無気力とともに
七月も数日が過ぎ、二十五度を超える日が続く。教室にクーラーはなく、当然、一般家庭にも少ない。三十五度に迫ることになる夏を扇風機一台、ないし二台で凌ぐ。図書室やパソコンルーム、音楽室と保健室にはエアコンがある。一年A組といった教室には全クラス、風力の弱い扇風機が一台振り分けられている程度。
「あっつい…」
これが飾らない率直な感想である。
昼間に聞こえる救急車のサイレンは頻度が増した。
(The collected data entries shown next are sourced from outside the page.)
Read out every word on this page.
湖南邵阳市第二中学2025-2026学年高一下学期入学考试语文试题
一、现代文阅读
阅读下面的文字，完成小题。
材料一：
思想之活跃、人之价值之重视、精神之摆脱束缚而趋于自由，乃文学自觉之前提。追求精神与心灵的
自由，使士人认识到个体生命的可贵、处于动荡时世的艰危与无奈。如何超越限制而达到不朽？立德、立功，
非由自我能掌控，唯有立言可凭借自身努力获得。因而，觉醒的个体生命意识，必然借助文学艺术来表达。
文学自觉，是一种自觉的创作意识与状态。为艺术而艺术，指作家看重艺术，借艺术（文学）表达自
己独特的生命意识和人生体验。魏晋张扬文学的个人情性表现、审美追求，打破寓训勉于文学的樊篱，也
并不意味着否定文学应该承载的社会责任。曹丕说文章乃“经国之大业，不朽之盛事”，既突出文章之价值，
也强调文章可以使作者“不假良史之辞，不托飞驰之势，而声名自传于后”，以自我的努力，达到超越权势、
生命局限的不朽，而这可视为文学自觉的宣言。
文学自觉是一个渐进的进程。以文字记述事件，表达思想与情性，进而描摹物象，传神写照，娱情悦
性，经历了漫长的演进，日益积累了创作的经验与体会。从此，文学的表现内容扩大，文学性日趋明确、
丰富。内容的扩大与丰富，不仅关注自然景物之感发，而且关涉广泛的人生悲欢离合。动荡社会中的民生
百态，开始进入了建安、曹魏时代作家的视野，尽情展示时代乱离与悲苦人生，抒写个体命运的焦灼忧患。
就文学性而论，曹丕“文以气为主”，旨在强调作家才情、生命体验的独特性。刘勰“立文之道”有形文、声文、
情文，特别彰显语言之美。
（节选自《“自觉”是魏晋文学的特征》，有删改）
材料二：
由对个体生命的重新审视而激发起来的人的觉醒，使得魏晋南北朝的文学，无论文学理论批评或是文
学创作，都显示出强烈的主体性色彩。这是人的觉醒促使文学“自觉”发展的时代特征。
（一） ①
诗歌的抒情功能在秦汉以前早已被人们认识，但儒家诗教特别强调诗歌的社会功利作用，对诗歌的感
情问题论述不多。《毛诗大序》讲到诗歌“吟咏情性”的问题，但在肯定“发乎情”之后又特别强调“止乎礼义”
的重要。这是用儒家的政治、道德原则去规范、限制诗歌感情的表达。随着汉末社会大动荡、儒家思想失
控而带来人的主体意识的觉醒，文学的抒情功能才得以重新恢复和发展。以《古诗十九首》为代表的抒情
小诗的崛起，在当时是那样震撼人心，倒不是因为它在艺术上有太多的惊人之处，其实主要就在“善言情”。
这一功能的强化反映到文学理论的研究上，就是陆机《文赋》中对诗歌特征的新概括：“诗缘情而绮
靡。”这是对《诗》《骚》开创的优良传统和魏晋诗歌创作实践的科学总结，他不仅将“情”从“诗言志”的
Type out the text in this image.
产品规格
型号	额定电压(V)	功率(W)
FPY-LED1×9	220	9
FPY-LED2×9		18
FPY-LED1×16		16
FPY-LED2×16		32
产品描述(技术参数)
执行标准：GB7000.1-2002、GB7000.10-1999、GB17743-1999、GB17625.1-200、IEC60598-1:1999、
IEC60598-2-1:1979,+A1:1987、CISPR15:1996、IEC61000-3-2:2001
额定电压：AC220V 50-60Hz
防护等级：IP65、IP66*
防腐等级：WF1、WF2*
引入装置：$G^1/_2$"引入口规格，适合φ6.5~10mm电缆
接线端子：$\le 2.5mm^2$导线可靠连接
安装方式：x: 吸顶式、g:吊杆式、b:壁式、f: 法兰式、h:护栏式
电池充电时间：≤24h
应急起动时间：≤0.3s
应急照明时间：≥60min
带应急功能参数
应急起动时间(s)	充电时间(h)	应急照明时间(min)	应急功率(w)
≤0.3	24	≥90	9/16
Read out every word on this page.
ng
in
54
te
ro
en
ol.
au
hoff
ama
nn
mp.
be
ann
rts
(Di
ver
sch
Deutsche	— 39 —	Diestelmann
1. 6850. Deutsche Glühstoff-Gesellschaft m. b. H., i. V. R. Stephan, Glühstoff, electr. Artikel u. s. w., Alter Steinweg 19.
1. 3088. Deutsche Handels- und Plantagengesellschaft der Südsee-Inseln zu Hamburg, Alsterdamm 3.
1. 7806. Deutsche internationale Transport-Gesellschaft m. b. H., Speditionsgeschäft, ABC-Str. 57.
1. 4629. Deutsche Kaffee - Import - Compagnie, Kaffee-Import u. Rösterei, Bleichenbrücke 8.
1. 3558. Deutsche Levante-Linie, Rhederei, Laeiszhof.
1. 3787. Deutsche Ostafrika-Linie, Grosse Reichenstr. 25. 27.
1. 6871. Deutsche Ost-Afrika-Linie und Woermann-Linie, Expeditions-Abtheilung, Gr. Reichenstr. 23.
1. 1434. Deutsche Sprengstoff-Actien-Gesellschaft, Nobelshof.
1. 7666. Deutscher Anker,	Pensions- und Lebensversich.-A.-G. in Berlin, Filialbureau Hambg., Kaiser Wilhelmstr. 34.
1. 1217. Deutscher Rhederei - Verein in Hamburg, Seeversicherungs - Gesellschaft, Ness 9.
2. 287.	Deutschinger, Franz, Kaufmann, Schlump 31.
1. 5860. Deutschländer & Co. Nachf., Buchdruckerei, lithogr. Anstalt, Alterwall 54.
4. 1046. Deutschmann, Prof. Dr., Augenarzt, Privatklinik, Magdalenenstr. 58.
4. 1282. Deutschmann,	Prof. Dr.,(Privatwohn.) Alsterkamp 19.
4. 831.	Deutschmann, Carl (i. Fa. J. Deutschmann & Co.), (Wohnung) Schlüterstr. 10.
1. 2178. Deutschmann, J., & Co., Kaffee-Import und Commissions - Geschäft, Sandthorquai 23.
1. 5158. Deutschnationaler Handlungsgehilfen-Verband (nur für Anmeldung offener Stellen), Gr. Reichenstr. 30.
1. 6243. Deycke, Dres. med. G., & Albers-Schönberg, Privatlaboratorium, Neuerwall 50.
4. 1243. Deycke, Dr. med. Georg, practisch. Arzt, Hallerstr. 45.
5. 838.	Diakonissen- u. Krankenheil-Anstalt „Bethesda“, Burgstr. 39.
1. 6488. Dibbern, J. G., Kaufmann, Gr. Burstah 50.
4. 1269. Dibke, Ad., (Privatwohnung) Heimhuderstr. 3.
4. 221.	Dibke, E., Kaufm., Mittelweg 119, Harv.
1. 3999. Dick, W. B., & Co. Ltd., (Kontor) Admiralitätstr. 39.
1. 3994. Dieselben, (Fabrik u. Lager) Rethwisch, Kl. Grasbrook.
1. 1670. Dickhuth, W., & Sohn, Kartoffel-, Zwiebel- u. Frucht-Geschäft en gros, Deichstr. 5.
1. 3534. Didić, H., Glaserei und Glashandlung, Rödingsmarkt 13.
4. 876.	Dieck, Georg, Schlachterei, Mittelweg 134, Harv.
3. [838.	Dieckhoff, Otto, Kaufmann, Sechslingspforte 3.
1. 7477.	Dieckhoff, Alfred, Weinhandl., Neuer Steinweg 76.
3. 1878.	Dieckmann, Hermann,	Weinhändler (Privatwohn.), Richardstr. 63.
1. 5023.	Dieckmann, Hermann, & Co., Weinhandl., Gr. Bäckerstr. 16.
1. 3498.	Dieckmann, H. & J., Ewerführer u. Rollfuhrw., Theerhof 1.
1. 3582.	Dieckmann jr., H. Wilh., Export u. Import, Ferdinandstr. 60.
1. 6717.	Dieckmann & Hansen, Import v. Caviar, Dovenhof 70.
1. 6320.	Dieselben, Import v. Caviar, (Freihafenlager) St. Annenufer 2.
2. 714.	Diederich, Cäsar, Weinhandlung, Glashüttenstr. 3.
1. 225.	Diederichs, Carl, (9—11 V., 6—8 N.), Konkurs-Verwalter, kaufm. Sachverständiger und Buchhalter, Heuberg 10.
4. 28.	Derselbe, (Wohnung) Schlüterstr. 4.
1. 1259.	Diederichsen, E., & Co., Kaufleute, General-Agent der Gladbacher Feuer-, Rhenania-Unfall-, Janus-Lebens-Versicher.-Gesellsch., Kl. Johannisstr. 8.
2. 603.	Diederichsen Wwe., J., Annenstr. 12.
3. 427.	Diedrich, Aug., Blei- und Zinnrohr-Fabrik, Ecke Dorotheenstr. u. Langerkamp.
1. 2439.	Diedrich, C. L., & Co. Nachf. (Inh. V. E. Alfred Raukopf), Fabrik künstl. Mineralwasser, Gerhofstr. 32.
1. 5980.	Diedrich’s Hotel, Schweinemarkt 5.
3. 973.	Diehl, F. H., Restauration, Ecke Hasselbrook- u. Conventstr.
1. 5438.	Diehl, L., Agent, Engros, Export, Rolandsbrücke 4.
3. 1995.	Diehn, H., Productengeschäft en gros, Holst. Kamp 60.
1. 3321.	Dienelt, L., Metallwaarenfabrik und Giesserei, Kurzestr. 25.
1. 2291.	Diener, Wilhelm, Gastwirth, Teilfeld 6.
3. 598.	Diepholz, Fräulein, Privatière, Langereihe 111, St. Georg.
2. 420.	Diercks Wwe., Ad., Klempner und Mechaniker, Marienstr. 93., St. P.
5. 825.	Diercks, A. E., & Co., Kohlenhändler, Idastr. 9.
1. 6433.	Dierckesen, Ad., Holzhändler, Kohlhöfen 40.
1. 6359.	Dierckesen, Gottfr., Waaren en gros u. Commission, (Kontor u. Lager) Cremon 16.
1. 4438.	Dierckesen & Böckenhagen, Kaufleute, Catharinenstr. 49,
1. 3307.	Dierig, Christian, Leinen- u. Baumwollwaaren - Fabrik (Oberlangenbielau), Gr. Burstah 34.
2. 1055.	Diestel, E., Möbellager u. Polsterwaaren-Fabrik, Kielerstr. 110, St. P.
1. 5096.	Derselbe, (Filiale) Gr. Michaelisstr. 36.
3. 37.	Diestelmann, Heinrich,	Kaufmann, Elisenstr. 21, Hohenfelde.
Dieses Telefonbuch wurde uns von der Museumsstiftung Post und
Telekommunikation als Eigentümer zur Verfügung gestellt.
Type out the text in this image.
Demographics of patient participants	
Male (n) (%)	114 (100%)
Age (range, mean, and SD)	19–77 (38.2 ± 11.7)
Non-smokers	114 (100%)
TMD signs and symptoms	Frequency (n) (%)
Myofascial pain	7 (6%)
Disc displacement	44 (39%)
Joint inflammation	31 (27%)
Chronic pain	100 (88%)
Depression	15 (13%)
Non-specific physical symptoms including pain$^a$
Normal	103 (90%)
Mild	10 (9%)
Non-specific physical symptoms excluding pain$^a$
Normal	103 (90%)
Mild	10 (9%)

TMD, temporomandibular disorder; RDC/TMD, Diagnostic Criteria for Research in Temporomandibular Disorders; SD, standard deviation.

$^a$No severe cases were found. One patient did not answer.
土日になれば『またか…』と思う暇もないほど聞こえてくる。そして、こんな時期にやってくるのが学祭だ。
翔空は九月末に行われるが、他校は今週末や来週末にあるとネットで見た。
(くっそ暑いのにお疲れ様でーす…)
熱中症も学祭も、他人事のようにTLの彼方に飛ばしていく。
(なんのやる気も起きない…)
それは暑さのせいか、そもそもの自分の無気力か。フローリング…教室でも、もし一人だったら、大の字になって涼んでいるのに。なお、教室の場合、誰かに見つかったらめんどくさい模様。
授業に全部出て、帰りのHRを済ませて、家に帰る。
「ただいま〜」
「…おかえり」
「起きてたんだ、
「まぁ、な…」
琉泉はリビングの椅子でスマホを眺めていた。
「今日は起きれたんだ」
「そっか。ごはん、食べれそう?暑いから食欲ない?」
「今日は、食べれそう。瑠永の味噌汁、食べたいな。火の前に立ちたくないなら全然良いんだけど…」
「ううん。作る。そうだ、兄さん。風呂はどうする?入れそうなら汗流して来なよ。今日はさっぱりして寝な?」
「そうしようかな。ありがとう、瑠永」
「ん」
制服をスカートとシャツだけ残して洗濯機に投げ入れ、お風呂を沸かす。無洗米を四分の三合と水を入れて、炊飯のボタンを押す。玉ねぎ、ほうれん草、豆腐と味噌を取り出して切っていく。
玉ねぎを食べやすい大きさに切って、ほうれん草を二株、食べやすい大きさに切る。豆腐は適当。弱火から中火で玉ねぎが透明になるまで火にかける。水は普段使いのコップが満杯になるくらい。水をほうれん草を入れる前と後に分けて入れる。しなっとしてきたら豆腐を入れて水分を飛ばす。熱い味噌汁を少し冷ますついでに別のコンロにフライパンを置いて薄く油を引く。卵を三つといて液体状のうちに醤油を入れて水分を飛ばす。ホロホロしたら皿に盛り付ける。それから味噌汁を二つのお椀に入れる。米が炊けるのとほぼ同時に味噌汁ができた。ちょうど、琉泉も風呂から上がった。
(ふっふ〜ん♪天才☆)
「あがった」
「こっちもご飯できたよ〜」
Tシャツと夏用の短パン。肩にはバスタオルがかかってる。
「食べれるだけでいいから食べなね」
「うん、ありがとう」
食卓に二人分の食事が並ぶ。二人で食べるのは久々で昔のような懐かしさ。
「あのね、兄さん」
「ん?」
「私、高校で小学校一緒の子と会えたんだ、二人も」
「すごいな」
「それで、高校から知り合った子と四人で過ごすことが多いんだけど、なんかみんな、似てる気がするんだよね」
「似てる…?」
「大きなものを抱えてるの。二人は明らかにそうなんだけど、その、高校から知り合った子もおんなじように。でもそれがわからない」
「そっか。…いまはわからなくてもいいんじゃない?ただの友達でいる時間も大切だろ?」
「確かに」
「ごちそうさま」
「ん」
琉泉が先に食べ終わる。
「瑠永、今日は洗い物、俺がやるよ」
「えっ…⁈」
「やらせてほしいんだ」
「うん、わかった…?」
瑠永も食器を下げて気づいた。
「兄さん、今日全部食べれたんだ…」
「うん。凄いだろ」
「うん…、!」
声は不調が滲み出た低い声ではあるものの、妹に向けた笑顔は本物だった。